Cast iron, copper, brass, and aluminum may not be used for gas piping in NYC. However, in some other parts of the State, copper and copper alloy pipe may be used if the gas contains less than an average of 0.3 grains of hydrogen sulfide per 100 standard cubic feet of gas. Specified aluminum-alloy pipe may be used in indoor environments.
Metallic tubing is not permitted in NYC although stainless steel flexible multiple leg hose assemblies may be used if:
By contrast, the NYS Code allows steel tubing, copper and copper-alloy tubing, aluminum tubing, and corrugated stainless steel tubing provided it complies with specified ASTM and ASME standards. NYS also allows the use of specified polyethylene plastic pipe, tubing, and fittings.
This shows just how important it is for gas piping design professionals to be fully acquainted with, and knowledgeable about, the fuel gas legislation in different parts of the U.S. in general, and New York State and New York City in particular.

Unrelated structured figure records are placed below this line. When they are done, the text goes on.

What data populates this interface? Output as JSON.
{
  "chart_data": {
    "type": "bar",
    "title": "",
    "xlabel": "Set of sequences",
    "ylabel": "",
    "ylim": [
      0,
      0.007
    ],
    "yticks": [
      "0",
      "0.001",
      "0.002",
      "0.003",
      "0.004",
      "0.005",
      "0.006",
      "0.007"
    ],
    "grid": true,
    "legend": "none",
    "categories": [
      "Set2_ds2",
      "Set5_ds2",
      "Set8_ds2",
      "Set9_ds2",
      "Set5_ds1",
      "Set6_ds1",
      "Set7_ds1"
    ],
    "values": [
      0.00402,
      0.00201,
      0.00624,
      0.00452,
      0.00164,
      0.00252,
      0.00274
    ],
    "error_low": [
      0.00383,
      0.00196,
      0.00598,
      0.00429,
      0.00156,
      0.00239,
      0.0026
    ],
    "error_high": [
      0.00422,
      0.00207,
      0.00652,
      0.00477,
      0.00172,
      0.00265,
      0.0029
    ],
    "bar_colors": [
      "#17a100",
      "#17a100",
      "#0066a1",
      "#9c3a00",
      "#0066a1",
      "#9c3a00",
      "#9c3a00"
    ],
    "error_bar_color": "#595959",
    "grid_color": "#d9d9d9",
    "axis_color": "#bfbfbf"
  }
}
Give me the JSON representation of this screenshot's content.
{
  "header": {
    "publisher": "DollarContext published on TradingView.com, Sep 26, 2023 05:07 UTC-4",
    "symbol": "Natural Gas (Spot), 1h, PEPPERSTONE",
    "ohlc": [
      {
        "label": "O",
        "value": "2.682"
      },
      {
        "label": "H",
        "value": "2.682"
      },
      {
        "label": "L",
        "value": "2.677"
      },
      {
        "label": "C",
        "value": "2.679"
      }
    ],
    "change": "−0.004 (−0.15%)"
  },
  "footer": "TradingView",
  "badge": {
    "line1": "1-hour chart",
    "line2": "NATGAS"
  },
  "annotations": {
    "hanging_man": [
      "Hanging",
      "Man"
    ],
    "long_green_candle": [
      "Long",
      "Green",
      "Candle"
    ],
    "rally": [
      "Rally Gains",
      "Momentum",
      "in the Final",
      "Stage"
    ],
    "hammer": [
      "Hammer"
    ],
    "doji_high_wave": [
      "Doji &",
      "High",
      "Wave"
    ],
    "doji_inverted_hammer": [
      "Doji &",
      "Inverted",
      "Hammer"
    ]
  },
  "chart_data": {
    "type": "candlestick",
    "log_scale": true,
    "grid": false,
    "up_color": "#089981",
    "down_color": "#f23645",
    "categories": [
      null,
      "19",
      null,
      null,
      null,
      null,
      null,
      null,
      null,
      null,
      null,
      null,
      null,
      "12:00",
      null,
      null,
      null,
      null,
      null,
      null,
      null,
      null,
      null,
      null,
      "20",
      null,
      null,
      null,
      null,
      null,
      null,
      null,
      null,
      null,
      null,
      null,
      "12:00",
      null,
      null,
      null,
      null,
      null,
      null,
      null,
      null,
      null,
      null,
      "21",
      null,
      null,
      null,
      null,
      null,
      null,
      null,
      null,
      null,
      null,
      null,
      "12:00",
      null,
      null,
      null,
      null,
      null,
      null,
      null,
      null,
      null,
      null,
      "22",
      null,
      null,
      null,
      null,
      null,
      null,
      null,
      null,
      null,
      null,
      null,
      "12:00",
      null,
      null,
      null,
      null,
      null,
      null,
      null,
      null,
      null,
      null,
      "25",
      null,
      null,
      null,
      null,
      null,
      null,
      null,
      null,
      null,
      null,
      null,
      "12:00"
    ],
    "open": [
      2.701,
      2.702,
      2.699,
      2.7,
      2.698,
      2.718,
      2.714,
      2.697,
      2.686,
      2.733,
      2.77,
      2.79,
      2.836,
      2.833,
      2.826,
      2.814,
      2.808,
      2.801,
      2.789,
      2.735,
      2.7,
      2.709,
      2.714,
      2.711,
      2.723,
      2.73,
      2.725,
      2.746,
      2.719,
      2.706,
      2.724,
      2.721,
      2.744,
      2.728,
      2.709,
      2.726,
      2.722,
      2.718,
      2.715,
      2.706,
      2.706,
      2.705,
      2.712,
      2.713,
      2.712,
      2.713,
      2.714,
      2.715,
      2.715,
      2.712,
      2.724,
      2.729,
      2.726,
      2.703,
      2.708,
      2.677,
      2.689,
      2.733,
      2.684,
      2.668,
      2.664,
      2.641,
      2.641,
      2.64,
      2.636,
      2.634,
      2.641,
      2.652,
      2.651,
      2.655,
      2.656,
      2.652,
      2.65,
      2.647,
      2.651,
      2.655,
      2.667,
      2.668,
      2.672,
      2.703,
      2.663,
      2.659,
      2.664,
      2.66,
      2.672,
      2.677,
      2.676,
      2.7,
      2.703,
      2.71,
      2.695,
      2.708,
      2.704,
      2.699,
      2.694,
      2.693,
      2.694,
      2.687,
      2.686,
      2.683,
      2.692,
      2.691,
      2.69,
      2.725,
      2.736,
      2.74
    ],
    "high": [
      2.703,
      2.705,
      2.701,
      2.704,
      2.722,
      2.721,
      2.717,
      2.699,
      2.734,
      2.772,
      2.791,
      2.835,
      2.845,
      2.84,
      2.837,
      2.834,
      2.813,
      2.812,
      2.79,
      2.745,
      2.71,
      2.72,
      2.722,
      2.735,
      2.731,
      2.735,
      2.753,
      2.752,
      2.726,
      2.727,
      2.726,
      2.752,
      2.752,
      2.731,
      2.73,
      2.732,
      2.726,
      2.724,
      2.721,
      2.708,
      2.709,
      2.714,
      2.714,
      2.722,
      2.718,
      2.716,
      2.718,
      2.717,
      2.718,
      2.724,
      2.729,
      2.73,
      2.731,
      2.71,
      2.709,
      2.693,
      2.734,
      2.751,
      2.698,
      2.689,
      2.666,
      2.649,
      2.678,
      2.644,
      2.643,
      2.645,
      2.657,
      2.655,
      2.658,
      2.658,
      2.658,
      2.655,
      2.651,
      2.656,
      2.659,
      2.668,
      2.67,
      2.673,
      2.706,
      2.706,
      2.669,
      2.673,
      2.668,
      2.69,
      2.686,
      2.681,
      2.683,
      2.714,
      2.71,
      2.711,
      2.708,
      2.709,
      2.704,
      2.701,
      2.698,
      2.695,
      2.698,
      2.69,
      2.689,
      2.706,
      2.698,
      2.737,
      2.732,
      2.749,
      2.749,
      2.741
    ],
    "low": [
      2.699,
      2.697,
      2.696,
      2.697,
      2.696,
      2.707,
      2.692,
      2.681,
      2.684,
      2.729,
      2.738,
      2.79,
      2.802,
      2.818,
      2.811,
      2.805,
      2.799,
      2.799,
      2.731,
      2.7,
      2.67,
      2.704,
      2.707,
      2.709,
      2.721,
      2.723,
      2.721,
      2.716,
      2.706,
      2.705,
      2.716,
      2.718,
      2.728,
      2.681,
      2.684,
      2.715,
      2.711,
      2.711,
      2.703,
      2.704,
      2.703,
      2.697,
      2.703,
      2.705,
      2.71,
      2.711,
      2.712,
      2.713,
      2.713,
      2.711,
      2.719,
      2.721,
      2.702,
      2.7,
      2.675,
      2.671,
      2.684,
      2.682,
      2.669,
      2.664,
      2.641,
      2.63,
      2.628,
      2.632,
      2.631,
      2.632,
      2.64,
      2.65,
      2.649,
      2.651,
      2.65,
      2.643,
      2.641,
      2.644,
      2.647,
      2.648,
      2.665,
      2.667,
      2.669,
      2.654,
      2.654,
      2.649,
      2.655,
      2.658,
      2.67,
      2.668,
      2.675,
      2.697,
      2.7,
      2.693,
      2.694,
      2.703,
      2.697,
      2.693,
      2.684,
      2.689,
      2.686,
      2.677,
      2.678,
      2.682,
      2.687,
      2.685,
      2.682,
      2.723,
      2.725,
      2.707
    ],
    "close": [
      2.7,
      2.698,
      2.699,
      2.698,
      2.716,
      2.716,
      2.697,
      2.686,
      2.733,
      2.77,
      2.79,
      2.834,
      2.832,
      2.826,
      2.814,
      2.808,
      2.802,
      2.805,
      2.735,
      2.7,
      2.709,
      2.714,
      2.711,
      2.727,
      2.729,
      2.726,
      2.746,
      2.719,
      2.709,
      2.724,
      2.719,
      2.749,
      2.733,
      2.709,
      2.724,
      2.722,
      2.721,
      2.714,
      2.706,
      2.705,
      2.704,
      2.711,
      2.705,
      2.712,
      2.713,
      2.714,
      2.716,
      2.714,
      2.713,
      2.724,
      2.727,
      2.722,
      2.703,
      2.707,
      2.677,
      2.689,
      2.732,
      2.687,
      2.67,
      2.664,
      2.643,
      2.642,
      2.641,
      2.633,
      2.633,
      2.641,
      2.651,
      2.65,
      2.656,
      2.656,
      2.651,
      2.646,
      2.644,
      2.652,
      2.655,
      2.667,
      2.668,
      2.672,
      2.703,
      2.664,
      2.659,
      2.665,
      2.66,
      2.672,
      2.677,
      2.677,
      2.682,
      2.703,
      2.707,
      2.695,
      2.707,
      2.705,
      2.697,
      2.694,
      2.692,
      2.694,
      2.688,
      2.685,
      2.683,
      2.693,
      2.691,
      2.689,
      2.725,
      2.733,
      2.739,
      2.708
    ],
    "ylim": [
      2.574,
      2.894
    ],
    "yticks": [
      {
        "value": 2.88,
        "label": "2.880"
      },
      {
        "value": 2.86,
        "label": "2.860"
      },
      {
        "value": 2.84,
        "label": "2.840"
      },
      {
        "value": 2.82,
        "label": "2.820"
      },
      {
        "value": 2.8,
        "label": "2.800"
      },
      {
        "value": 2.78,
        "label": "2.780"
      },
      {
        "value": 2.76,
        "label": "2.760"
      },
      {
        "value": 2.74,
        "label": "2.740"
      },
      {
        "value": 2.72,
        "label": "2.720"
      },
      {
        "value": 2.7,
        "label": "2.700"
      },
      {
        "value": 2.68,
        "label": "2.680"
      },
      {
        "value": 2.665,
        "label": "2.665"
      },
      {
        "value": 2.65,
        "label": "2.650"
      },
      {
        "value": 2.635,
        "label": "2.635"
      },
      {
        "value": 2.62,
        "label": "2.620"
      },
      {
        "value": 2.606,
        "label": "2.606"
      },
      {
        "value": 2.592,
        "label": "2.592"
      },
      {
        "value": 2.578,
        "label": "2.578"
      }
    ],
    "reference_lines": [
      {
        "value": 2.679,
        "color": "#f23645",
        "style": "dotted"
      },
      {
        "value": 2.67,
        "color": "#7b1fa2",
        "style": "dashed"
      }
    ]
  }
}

Another vital element of the gas piping design is the meter, which measures the volume of fuel gases. Meters are used at all buildings – residential, commercial, and industrial – where fuel gas is supplied by a gas utility company.
The gas usage of most customers is measured via a separate meter, although in some multiple dwelling buildings a common meter is used. Meter drawings form part of the gas piping design.
Although different gas utility companies have their own gas service and installation requirements, there is a lot of common ground. For instance, all family residential gas meters are normally installed outside. Other dwellings, commercial premises, and mixed-use buildings also place meters outdoors unless there is a waiver in place. Before the 1970s, they were usually located inside buildings, typically in garages or basements.
The NYC Code is specific in terms of where meters may and may not be located if they are installed inside. Generally, they should be located as near as possible to the point of entrance of the service and, ideally, in the cellar or basement, in an area where the meter can be easily read and inspected. Meters must also be protected against extreme heat or cold and properly ventilated.
Gas regulators and gas regulator vent outlets are also covered in the codes, with a strong focus on the minimum and maximum pressure levels.
All gas piping installations must be inspected to make sure they have been completed in accordance with the gas piping design which must, of course, be in compliance with the necessary codes.
In NYS, gas service installations require municipal certification to ensure that the gas piping system has been pressure tested. They also require documentation that proves the gas service of the building has been authorized for fuel supply. This is the responsibility of the building owner or contractor and until the necessary certification and permits have been received the gas service cannot be completed.
In NYC, distribution piping requires gas service authorization from the Department of Buildings (DOB). NYC meter piping pressure test verification is required for all new gas piping as well as alterations to, and replacement of, piping.
In terms of various new Local Laws, starting in 2018, the DOB performs final inspections on all gas piping systems and permitted system work. From 2019, a new Local Law requires all buildings except those in Group R-3 to be inspected periodically, at least once every five years.
Utility companies also have inspection requirements. For instance, Con Edison requires one of the company’s representatives to undertake a final inspection before they will release the gas meter and turn on the gas service.
Ultimately, if the gas piping design is correctly done according to the necessary standards and codes, and the installation is properly done, there shouldn’t be any delays.